FIG. 1 is a vertical cross-sectional view of an operating lever device for an automatic transmission for automobiles according to an embodiment of the present invention, FIG. 2 is a partial vertical cross-sectional view of the device shown in FIG. 1, and FIG. This is a vertical cross-sectional view of the structure proposed by (Japanese Patent Application No. 59-200564). 11...operation lever, 12...rod, 13...

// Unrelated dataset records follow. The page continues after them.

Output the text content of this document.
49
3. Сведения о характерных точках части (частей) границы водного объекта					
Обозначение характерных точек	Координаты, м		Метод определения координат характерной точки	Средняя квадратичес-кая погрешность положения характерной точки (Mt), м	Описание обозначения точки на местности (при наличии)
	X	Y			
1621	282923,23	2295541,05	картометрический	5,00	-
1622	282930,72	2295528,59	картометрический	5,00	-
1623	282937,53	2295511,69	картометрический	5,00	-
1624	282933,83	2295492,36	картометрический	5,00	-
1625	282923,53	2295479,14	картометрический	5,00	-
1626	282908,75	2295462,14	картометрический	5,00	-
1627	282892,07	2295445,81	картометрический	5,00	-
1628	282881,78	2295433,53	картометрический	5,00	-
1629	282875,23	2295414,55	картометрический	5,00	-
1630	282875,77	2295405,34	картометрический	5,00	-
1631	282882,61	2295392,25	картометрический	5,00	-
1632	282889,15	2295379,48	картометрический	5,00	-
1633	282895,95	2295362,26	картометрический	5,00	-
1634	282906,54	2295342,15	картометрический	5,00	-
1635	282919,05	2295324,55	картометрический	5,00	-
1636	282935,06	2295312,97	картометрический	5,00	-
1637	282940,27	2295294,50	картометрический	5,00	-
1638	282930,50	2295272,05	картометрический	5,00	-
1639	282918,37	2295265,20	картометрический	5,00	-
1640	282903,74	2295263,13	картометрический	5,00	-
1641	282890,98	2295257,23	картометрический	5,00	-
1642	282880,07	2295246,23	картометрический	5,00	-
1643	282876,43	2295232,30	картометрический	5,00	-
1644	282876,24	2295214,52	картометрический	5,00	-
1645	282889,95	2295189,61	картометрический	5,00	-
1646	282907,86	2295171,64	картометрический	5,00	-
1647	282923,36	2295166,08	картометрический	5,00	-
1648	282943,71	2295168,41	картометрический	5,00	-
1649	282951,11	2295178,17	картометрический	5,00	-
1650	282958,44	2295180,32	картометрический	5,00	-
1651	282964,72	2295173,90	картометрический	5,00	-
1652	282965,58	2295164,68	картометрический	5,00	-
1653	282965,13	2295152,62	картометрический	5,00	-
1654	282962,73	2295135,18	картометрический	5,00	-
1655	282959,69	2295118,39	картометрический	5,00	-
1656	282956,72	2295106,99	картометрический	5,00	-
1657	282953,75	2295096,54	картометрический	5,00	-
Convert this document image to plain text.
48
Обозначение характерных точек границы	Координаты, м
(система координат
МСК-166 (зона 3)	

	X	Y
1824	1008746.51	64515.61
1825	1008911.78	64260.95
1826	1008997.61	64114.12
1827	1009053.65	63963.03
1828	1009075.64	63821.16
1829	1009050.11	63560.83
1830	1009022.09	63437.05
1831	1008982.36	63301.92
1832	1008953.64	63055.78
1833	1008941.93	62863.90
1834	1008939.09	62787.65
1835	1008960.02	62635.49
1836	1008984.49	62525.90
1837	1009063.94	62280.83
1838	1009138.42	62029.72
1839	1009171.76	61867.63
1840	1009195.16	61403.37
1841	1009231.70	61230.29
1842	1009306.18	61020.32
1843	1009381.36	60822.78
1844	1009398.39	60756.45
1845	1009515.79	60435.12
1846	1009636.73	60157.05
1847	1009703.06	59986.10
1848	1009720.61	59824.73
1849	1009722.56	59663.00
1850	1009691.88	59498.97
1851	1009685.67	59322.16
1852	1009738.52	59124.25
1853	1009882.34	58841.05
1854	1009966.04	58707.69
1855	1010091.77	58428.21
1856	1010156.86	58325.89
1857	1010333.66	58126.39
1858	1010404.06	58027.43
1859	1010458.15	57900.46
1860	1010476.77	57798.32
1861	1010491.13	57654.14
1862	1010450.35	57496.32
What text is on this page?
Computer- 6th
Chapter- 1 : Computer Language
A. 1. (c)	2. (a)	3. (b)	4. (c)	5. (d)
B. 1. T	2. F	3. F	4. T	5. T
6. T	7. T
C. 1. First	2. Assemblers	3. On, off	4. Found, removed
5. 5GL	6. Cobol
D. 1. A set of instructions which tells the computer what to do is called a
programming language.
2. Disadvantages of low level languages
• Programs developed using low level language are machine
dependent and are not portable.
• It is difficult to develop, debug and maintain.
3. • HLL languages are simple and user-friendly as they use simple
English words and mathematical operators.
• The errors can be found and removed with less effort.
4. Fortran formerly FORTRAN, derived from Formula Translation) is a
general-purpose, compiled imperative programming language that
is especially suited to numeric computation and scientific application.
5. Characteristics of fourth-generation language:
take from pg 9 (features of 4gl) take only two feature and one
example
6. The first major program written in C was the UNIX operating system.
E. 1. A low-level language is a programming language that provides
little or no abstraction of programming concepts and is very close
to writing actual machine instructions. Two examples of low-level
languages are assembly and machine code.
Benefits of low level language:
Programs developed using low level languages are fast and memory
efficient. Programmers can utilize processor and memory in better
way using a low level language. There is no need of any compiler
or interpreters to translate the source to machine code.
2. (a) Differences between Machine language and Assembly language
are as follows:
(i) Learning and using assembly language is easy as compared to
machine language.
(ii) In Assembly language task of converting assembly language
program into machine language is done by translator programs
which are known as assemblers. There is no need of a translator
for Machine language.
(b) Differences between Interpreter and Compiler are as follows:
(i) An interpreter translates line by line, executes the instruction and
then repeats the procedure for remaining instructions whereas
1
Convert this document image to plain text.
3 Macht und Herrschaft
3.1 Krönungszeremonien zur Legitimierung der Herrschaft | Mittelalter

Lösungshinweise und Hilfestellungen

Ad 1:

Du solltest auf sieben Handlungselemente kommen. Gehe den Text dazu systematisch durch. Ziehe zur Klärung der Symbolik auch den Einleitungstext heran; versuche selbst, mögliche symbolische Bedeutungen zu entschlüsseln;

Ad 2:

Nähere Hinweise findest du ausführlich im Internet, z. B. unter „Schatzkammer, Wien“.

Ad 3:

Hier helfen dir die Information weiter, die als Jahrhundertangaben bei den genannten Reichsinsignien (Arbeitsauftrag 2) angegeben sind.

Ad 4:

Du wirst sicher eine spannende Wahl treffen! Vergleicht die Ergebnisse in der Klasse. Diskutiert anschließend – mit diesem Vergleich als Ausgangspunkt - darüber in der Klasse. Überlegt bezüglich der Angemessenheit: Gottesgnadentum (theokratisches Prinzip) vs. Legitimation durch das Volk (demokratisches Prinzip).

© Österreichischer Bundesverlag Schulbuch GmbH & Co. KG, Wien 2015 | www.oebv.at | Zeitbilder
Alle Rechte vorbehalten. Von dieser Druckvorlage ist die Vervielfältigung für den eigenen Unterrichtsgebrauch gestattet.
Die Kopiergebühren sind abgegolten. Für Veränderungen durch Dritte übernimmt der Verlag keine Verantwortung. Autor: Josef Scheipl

...Knob, 14...Push button, 15...Sleeve, 16
...Groove, 17...Spring, 18...Washer.

Claims (1)

[Scope of utility model registration request] A rod is provided within the control lever so as to be movable in the axial direction while being biased upward and is connected to the transmission mechanism; a knob is attached to the upper end of the control lever and extends in a direction perpendicular to the rod; An operating lever device for an automatic transmission for an automobile, comprising a push button which is movably provided and which converts movement within the knob into movement of the rod, wherein the push button is provided with an inclined surface between the upper end of the rod and the push button. A sleeve is disposed at the upper end of the rod and has an upper surface that can be slidably contacted through the rod, and the sleeve is supported independently of the upward bias of the rod. , a groove is provided on the bottom side of the sleeve that extends annularly around the rod and extends upwardly within the sleeve and has an outer circumferential wall and an inner circumferential wall on both sides; , insert the upper side of the spring between the lower end of the spring and the upper end of the operating lever,
An operating lever device for an automatic transmission for an automobile, characterized in that a spring receiving member is inserted.